In 2008, Maturén ventured into production management when she founded Ciclorama Producciones Escénicas, a company dedicated to the production of dance, theater, and film events in Venezuela and abroad. With this company, she put on the Festival Viva Nebrada in 2008, 2010, and 2013.

Maturén was executive producer of the documentaries Dudamel: El sonido de los niños, by director Alberto Arvelo, and Don Armando, by Jonathan Reverón.
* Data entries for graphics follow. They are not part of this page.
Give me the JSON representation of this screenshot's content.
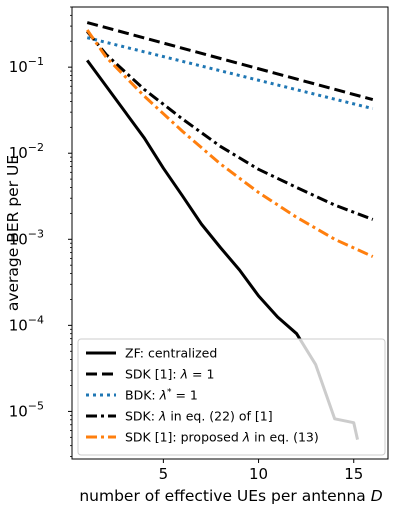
{
  "chart_data": {
    "type": "line",
    "xlabel": "number of effective UEs per antenna D",
    "ylabel": "average BER per UE",
    "yscale": "log",
    "xlim": [
      0.2,
      16.8
    ],
    "ylim": [
      2.8e-06,
      0.5
    ],
    "xticks": [
      5,
      10,
      15
    ],
    "yticks": [
      {
        "value": 1e-05,
        "base": "10",
        "exp": "−5"
      },
      {
        "value": 0.0001,
        "base": "10",
        "exp": "−4"
      },
      {
        "value": 0.001,
        "base": "10",
        "exp": "−3"
      },
      {
        "value": 0.01,
        "base": "10",
        "exp": "−2"
      },
      {
        "value": 0.1,
        "base": "10",
        "exp": "−1"
      }
    ],
    "grid": false,
    "legend_position": "lower-left",
    "series": [
      {
        "name": "ZF: centralized",
        "color": "#000000",
        "dash": "solid",
        "x": [
          1,
          2,
          3,
          4,
          5,
          6,
          7,
          8,
          9,
          10,
          11,
          12,
          13,
          14,
          15,
          15.2
        ],
        "y": [
          0.12,
          0.06,
          0.03,
          0.015,
          0.0067,
          0.0032,
          0.0015,
          0.0008,
          0.00044,
          0.00022,
          0.000125,
          8e-05,
          3.5e-05,
          8.2e-06,
          7.4e-06,
          4.7e-06
        ]
      },
      {
        "name": "SDK [1]: λ = 1",
        "color": "#000000",
        "dash": "dashed",
        "x": [
          1,
          16
        ],
        "y": [
          0.33,
          0.042
        ]
      },
      {
        "name": "BDK: λ* = 1",
        "color": "#1f77b4",
        "dash": "dotted",
        "x": [
          1,
          16
        ],
        "y": [
          0.22,
          0.033
        ]
      },
      {
        "name": "SDK: λ in eq. (22) of [1]",
        "color": "#000000",
        "dash": "dashdot",
        "x": [
          1,
          2,
          4,
          6,
          8,
          10,
          12,
          14,
          16
        ],
        "y": [
          0.26,
          0.14,
          0.055,
          0.025,
          0.012,
          0.0065,
          0.004,
          0.0025,
          0.0017
        ]
      },
      {
        "name": "SDK [1]: proposed λ in eq. (13)",
        "color": "#ff7f0e",
        "dash": "dashdot",
        "x": [
          1,
          2,
          4,
          6,
          8,
          10,
          12,
          14,
          16
        ],
        "y": [
          0.27,
          0.13,
          0.046,
          0.018,
          0.0075,
          0.0035,
          0.0018,
          0.001,
          0.00063
        ]
      }
    ]
  },
  "legend": {
    "zf": "ZF: centralized",
    "sdk1_pre": "SDK [1]: ",
    "sdk1_lambda": "λ",
    "sdk1_post": " = 1",
    "bdk_pre": "BDK: ",
    "bdk_lambda": "λ",
    "bdk_star": "*",
    "bdk_post": " = 1",
    "sdk22_pre": "SDK: ",
    "sdk22_lambda": "λ",
    "sdk22_post": " in eq. (22) of [1]",
    "sdk13_pre": "SDK [1]: proposed ",
    "sdk13_lambda": "λ",
    "sdk13_post": " in eq. (13)"
  },
  "axes": {
    "xlabel_main": "number of effective UEs per antenna ",
    "xlabel_var": "D",
    "ylabel": "average BER per UE"
  }
}
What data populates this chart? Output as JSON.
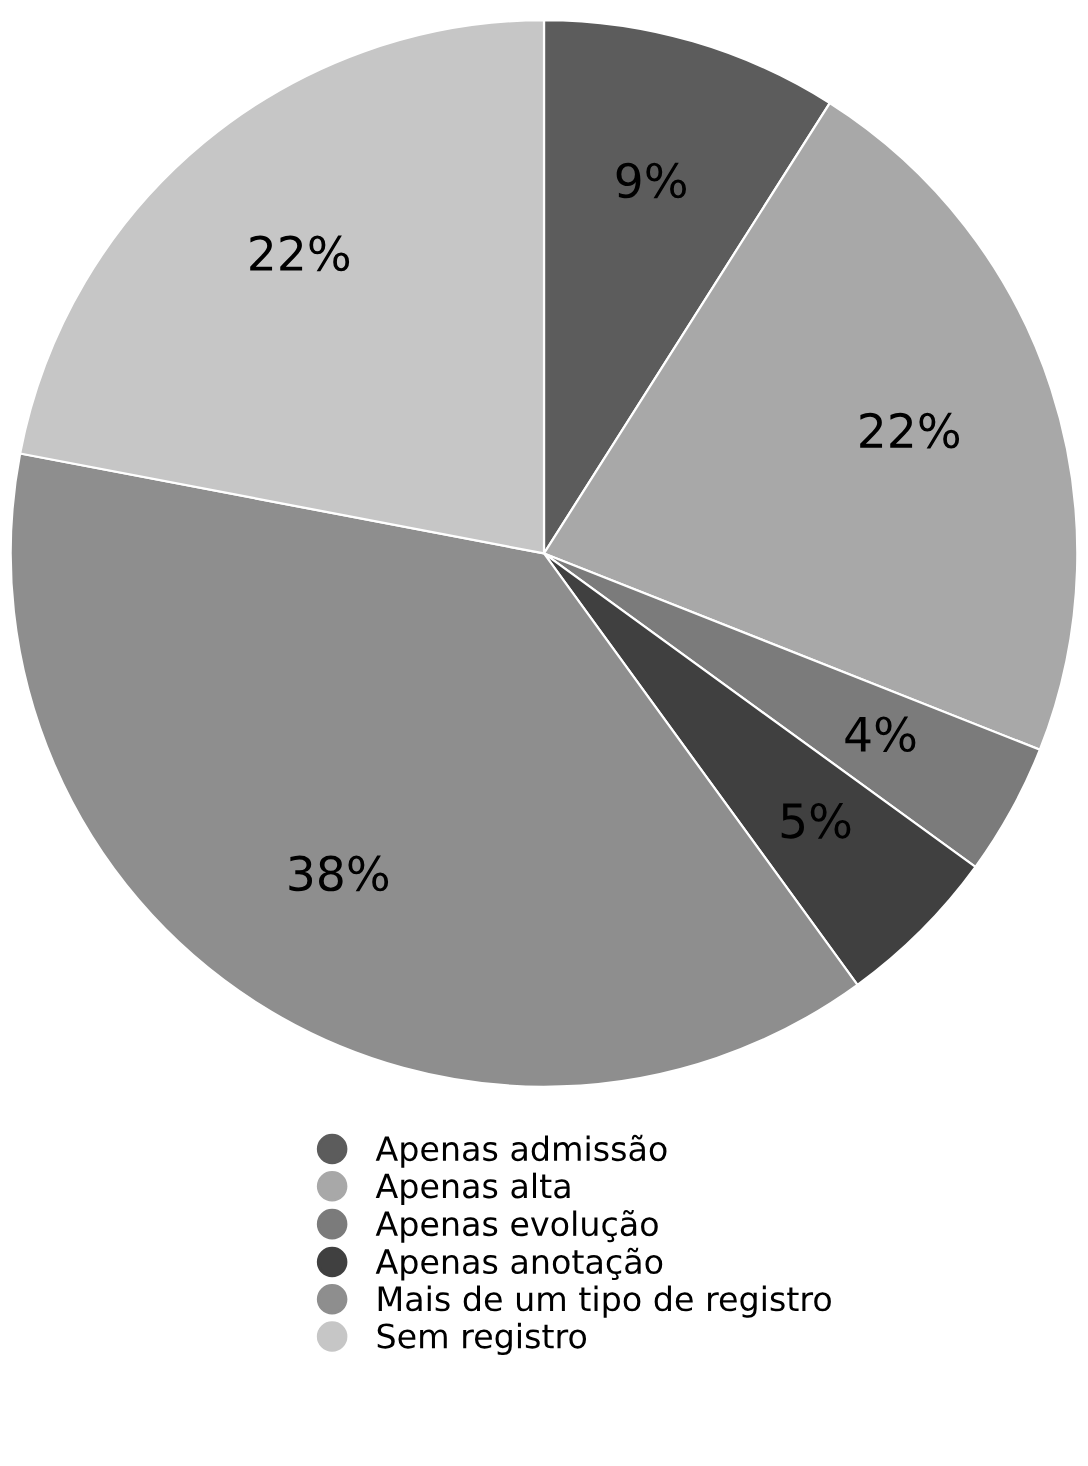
{
  "chart_data": {
    "type": "pie",
    "categories": [
      "Apenas admissão",
      "Apenas alta",
      "Apenas evolução",
      "Apenas anotação",
      "Mais de um tipo de registro",
      "Sem registro"
    ],
    "values": [
      9,
      22,
      4,
      5,
      38,
      22
    ],
    "colors": [
      "#5c5c5c",
      "#a8a8a8",
      "#7b7b7b",
      "#404040",
      "#8e8e8e",
      "#c6c6c6"
    ],
    "value_labels": [
      "9%",
      "22%",
      "4%",
      "5%",
      "38%",
      "22%"
    ],
    "legend": "bottom"
  }
}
In 2012 she entered the field of acting, upon receiving an invitation from Venezuelan director Fina Torres to participate in the film Liz in September, where she performed alongside Patricia Velásquez, Elba Escobar, Mimí Lazo, Sheila Monterola, and Arlette Torres.

==Festival Viva Nebrada==
In 2008, on the initiative of Eloísa Maturén, the Festival Viva Nebrada was created. This event seeks to keep Vicente Nebrada's choreographical legacy alive for new generations in Venezuela, as well as to promote and support Venezuelan choreographers, providing them with an appropriate platform for the development of their creativity. Conceived as a multidisciplinary gathering, it has a place for the different manifestations of dance, with themes that focus on bringing dance to the street.

===First edition===
The first edition of the Festival Viva Nebrada was held from 28 July to 1 August 2008. The event, which was organized by Maturén's Ciclorama Producciones Escénicas and the Morella Muñoz Foundation (led by Gunilla Álvarez), culminated with two galas in the Aula Magna of the Central University of Venezuela, with the participation of prominent Venezuelan and foreign dancers and the Orquesta Sinfónica Simón Bolívar, conducted by Maturén's then-husband Maestro Gustavo Dudamel.

===Second edition===
The second edition of the Festival was held from 7 to 25 July 2010, and was entitled "Vive la danza". The theme of this edition was more urban, taking the different points of the city of Caracas with several dance groups and different styles, ranging from hip-hop through flamenco, and even contemporary dance. It ended with two dance galas at the Teresa Carreño Theater, where four dance schools from Venezuela participated with works by four choreographers, and the Orquesta Sinfónica de la Juventud Venezolana Simón Bolívar, conducted by Gustavo Dudamel.

===Third edition===
The third edition of the Festival was held from 24 to 30 June 2013, and was titled "Festival Vive la Danza". Its shows were held in five plazas emblematic of the city of Caracas, and featured work by 27 choreographers who work in the capital.